Wanted: Corporate Blog Writer

So is the idea of a company hiring someone in the role of "corporate blogger" a passing fad or something many well-established companies will be looking to in the coming years. Seems to me the idea is both bizarre and fascinating. Why would a company hire someone and give them supposed free-reign to talk about the goings on behind the cubicles? Ten years ago the idea would be heresy, but in the fast-pased "new" business world, it seems perfectly logical.

I think this position really works well if the conditions are right: 1) Blogging has to fit the corporate culture (Think: a company which embraces business casual 5 days a week). 2) The company has to be innovating in ways that their potential customers find interesting (who wants to read about chewing gum) 3) The blog does not look, feel or sound like it's written by a committee or by the Marketing Department.

I applaud companies who have tried it as an official position (Stonyfield Farm, GM) or who have allowed it to go on in a more unofficial way (Scoble at Microsoft). I'd like to see more companies take the plunge.

If this is all in place, it sets the company up in a position of thought leadership, drives traffic to its Web site, supports its initiatives and gets the attention of the media. Hey, wait, that sounds like Marketing's job. Maybe so, but at the same time, this could be marketing that works.

1 comment:

Melanie Surplice said...

Hi Glenn,

Interesting post about corporate blogging - I agree that it's only going to work if it fits the culture of a company.

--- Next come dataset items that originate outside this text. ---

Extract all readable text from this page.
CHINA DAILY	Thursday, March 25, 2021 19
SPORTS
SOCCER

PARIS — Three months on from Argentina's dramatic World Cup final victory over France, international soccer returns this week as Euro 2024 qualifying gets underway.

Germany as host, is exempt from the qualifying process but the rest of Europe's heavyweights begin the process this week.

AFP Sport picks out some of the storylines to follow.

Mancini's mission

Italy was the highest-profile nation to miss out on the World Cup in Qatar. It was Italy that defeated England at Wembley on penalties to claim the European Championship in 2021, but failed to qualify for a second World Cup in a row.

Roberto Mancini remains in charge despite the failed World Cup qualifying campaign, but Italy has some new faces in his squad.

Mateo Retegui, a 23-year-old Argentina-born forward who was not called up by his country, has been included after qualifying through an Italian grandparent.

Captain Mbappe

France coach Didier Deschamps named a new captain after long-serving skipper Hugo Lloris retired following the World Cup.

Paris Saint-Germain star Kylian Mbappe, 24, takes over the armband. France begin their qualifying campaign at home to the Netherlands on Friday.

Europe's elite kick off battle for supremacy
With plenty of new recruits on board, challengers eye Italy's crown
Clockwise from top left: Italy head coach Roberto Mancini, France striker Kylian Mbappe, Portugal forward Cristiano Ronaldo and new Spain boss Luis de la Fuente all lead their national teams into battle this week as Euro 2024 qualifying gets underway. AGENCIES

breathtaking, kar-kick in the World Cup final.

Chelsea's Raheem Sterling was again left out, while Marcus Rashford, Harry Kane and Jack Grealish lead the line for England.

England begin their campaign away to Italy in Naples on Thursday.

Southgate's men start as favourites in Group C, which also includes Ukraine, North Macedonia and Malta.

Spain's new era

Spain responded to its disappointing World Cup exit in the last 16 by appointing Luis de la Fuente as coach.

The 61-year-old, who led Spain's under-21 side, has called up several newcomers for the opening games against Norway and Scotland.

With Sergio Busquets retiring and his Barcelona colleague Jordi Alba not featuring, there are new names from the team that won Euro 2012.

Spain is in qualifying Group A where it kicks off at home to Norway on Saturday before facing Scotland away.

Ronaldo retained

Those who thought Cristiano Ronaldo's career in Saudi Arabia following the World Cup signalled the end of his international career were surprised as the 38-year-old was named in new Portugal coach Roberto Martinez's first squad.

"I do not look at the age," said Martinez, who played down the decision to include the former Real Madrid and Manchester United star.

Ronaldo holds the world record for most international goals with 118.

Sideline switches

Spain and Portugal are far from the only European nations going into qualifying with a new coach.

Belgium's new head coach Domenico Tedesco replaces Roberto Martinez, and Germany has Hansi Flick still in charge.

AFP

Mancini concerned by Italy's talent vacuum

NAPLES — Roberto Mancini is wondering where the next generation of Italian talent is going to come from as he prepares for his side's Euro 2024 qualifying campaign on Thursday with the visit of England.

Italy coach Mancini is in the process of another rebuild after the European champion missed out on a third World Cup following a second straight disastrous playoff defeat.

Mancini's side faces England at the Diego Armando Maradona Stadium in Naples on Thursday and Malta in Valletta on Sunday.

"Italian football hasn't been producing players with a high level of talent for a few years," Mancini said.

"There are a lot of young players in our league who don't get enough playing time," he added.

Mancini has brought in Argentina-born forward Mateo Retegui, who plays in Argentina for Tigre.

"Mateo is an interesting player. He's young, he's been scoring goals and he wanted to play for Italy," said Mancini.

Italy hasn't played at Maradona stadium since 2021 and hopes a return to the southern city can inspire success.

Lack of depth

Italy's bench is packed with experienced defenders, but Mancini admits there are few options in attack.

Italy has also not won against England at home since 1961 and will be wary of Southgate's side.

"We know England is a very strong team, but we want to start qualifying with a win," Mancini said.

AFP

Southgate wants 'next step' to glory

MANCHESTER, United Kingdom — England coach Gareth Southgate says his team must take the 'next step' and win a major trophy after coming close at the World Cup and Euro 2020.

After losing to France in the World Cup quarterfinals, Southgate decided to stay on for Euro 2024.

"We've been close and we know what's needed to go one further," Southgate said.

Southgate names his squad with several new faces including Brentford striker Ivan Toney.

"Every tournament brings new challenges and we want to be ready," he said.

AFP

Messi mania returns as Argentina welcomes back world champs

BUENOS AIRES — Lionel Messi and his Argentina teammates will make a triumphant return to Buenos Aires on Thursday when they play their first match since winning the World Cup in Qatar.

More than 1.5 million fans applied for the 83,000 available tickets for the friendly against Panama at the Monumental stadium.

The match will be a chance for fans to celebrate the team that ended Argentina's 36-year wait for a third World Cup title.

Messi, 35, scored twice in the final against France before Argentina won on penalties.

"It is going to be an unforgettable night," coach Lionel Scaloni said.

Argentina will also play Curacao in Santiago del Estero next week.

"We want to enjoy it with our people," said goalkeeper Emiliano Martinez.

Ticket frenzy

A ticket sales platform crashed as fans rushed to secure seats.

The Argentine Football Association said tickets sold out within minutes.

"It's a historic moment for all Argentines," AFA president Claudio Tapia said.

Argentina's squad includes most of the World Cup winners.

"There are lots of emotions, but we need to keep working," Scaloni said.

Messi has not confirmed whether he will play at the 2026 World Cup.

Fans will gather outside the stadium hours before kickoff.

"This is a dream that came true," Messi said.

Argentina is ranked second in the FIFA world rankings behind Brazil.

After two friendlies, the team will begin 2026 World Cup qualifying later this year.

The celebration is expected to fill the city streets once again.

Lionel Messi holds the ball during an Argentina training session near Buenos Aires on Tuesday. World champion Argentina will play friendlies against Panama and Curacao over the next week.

I was interested in your comment about how corporate blogs can't look like they're written by the marketing department - should corporate blogging be reserved for more technical people or is it more the tone of the blog that dictates whether readers believe what is written on the blog?

I'm one of Factiva's PR Managers and I've recently started a blog about PR and corporate communications. I would hope that the material on my blog is distinctly different in tone than that of our corporate messaging - but I also genuinely believe in Factiva's products, so I can't help but be enthusiastic about them in my posts.

I came across the term synthetic transparency, which I think offers a good warning to corporate bloggers - if these blogs aren't genuinely open, honest and informative, the blog will lose credibility and readers will move on.